Child abuse or child development?

A child’s feelings of self worth grow as their capability grows.  Ask yourself how it feels when you accomplish something new.  When you can stand back and look at your work and know that it is good.  If parents do everything for their children for whatever reason, the children grow up believing they are incapable and afraid to try new things.

It is a lot of work to keep a house running smoothly, especially when there are 8 people in it (or more!).  Children can and ought to be a part of that work.

We expect every child to do their part and we reward every child according to their efforts.  We have adopted a system that was developed by Richard and Linda Eyre which you can look at more fully using the link below.  We have found this to be very successful and I will explain it very basic terms here.

This is how we have set it up and implemented it.

There are 4 areas of responsibility, each given a different colour. (You can have as many as you want and choose what those responsibilities are.)

  1. Yellow – morning responsibilities eg. made bed etc
  2. Green – Personal responsibilities eg. homework, music practice etc
  3. Red – Household responsibilities eg. cleaning, laundry, pets etc
  4. Night time responsibilities eg. packed bag for school, wearing retainers etc

Every night before bed they report on these responsibilities by writing down which ones they have done and they are signed by a parent and posted into a bank.   The bank is opened on a Saturday (Pay day) where they receive payment for the total number of completed responsibilities.  Each responsibility is worth a certain amount.

We have found that this system works best from the age of 8 up to 15 years.  Under 8’s we have pictures on the wall that they try to do everyday, but they are not expected to write and report, rather we ask them.
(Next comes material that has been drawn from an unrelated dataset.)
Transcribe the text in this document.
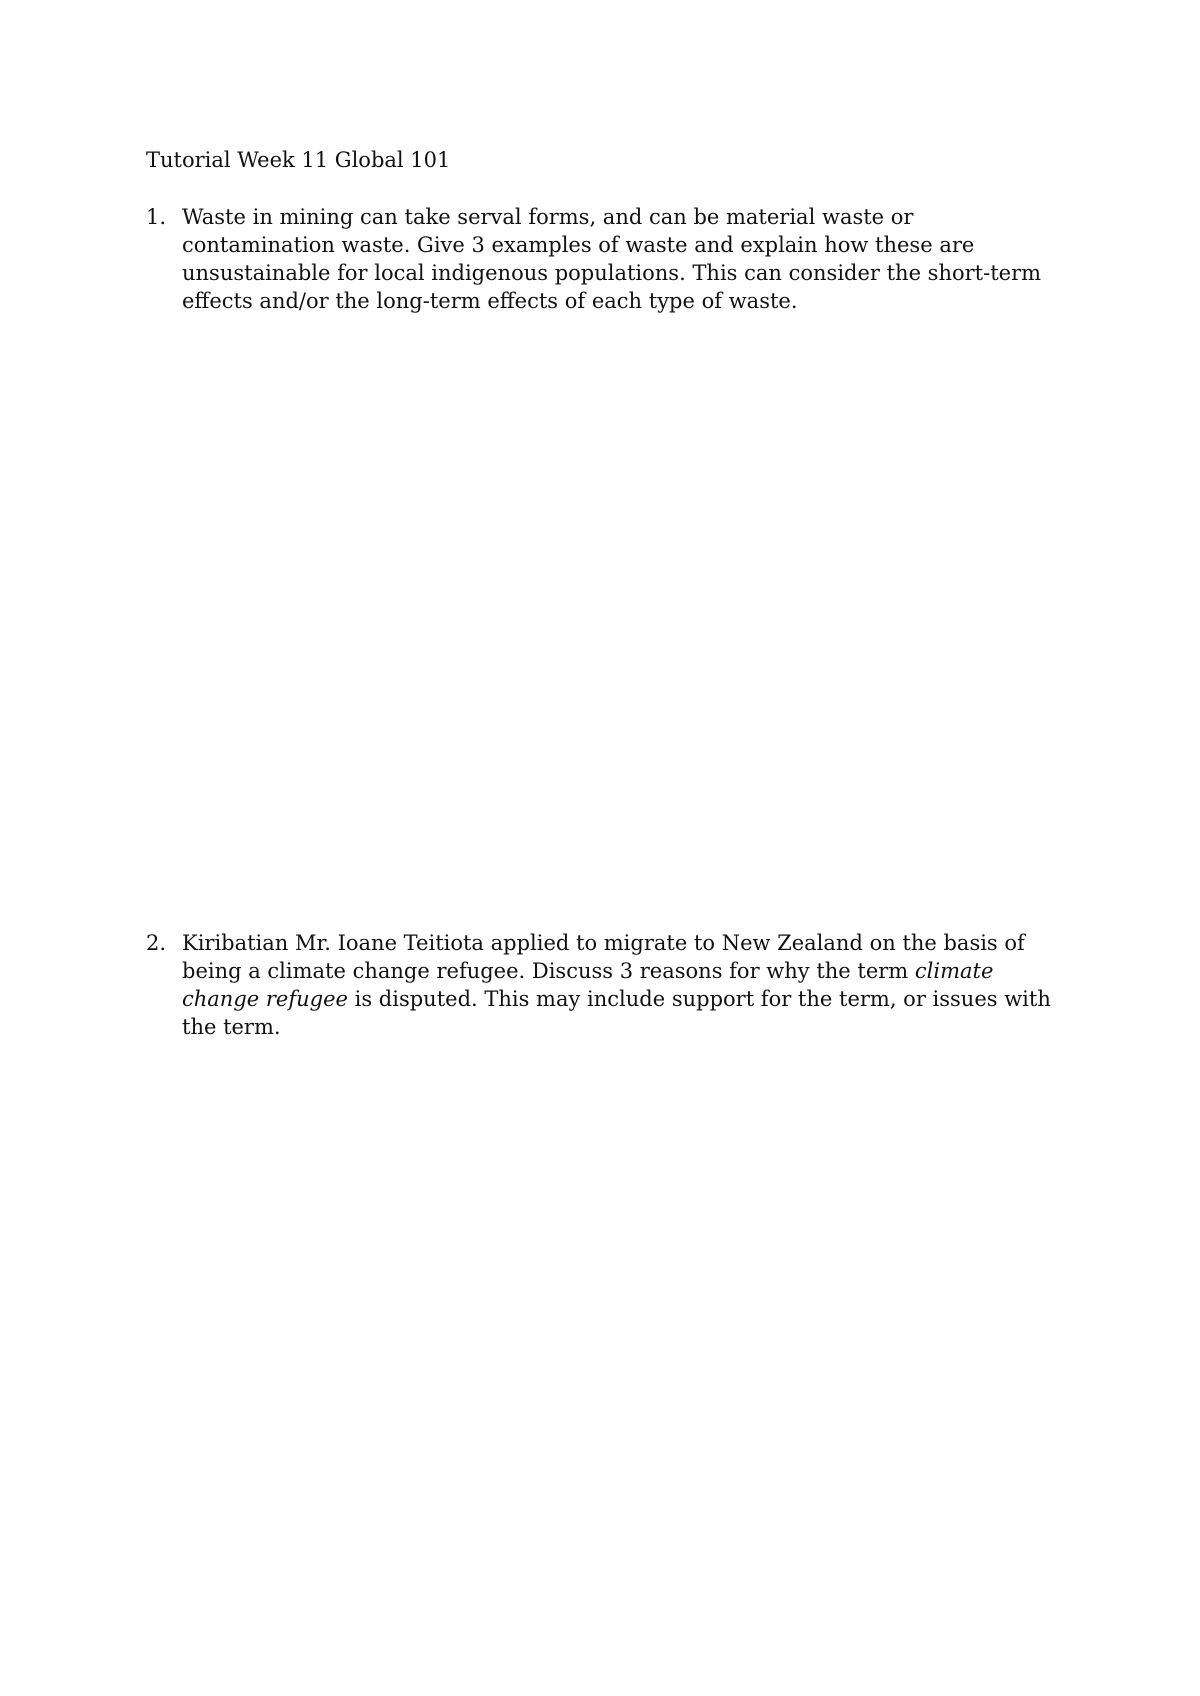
Tutorial Week 11 Global 101
1. Waste in mining can take serval forms, and can be material waste or contamination waste. Give 3 examples of waste and explain how these are unsustainable for local indigenous populations. This can consider the short-term effects and/or the long-term effects of each type of waste.
2. Kiribatian Mr. Ioane Teitiota applied to migrate to New Zealand on the basis of being a climate change refugee. Discuss 3 reasons for why the term climate change refugee is disputed. This may include support for the term, or issues with the term.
The money is written into bank books rather than given in cash.   It is expected that this money is to be used for whatever they want and we provide whatever they need. However, we have found that by the time they are 11 they are wanting and ready for more responsibility.  They open a bank account and we give them the full amount of money that we would normally spend on them and they begin to budget for themselves, buying what they need and want.  For example, school supplies, clothing, glasses, birthday presents for family and friends etc.  Our children have loved the freedom that this has given them.  The only rules are that they are not allowed to borrow money from anyone and they must save 20% for the future.  To begin with we work out a yearly budget with them.  Itemising everything we think they think they will need for a year, as well as how much we think it will cost.  From here we can work out a monthly allowance.  We work closely with them for the first three months helping them to record their spending and look ahead for anything they might need to save their money for in the coming months.

The Family Economy by Linda and Richard Eyre – click here for more information 

“The basic thesis of the idea is that if kids are given a legitimate and fair way to earn money, they will develop initiative and motivation because they perceive ownership.  If they have a chance to budget and spend they will learn discernment and discipline.  If they save and invest their money they will understand delayed gratification.  And, in the process, both their gratitude and generosity will have a climate in which to grow.
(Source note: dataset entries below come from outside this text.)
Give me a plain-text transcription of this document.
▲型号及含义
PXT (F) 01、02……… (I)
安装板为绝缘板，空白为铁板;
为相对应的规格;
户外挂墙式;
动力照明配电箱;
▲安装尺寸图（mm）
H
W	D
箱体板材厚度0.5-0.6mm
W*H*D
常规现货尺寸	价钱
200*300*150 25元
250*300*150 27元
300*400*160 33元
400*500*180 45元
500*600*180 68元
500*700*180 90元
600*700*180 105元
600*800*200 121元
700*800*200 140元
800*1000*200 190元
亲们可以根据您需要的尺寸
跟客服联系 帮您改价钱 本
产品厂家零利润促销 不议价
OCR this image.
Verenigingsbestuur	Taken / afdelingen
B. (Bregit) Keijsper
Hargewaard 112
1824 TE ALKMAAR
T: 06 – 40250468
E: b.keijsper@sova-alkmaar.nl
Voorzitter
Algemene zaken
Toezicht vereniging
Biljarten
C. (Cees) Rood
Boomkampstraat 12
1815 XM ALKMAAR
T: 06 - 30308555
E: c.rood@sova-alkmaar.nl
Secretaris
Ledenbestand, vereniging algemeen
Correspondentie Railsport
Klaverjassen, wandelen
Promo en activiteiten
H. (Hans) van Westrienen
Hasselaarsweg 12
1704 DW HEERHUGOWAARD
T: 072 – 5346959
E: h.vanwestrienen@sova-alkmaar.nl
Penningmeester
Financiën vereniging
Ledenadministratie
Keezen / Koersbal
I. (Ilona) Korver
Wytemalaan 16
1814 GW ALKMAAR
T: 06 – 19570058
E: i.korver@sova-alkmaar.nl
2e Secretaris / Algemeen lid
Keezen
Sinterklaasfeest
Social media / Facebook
The basic process of the idea is to take money you are already spending on your kids and re-route it through their ownership and choices.  This is done by making the process part of a natural economy where parts of the money that comes to a household goes out to those who do parts of the common work of  the household.

The basic premise of the idea is that it is better to have children learning the lessons of earning and spending and saving (and making mistakes in all three) while they are young and the stakes are small than when they are older and the stakes are large.”

Somethings to keep in mind…

In training for these responsibilities, proceed gradually. First, establish a relationship, then through discussion, the adult and child can decide what jobs they can take on. Bear in mind the following principles:

  • Children have rights as well as responsibilities. If these rights are arbitrarily withdrawn, the child will feel dominated and will resist efforts to gain their co-operation.
  • Allow children choices in what jobs they undertake (doing nothing is not one of the choices).
  • Vary tasks given. Children enjoy a new challenge.
  • Do not impose your perfectionist standards on a job being carried out by a child.
  • Never do for a child what he/she can do for her/himself.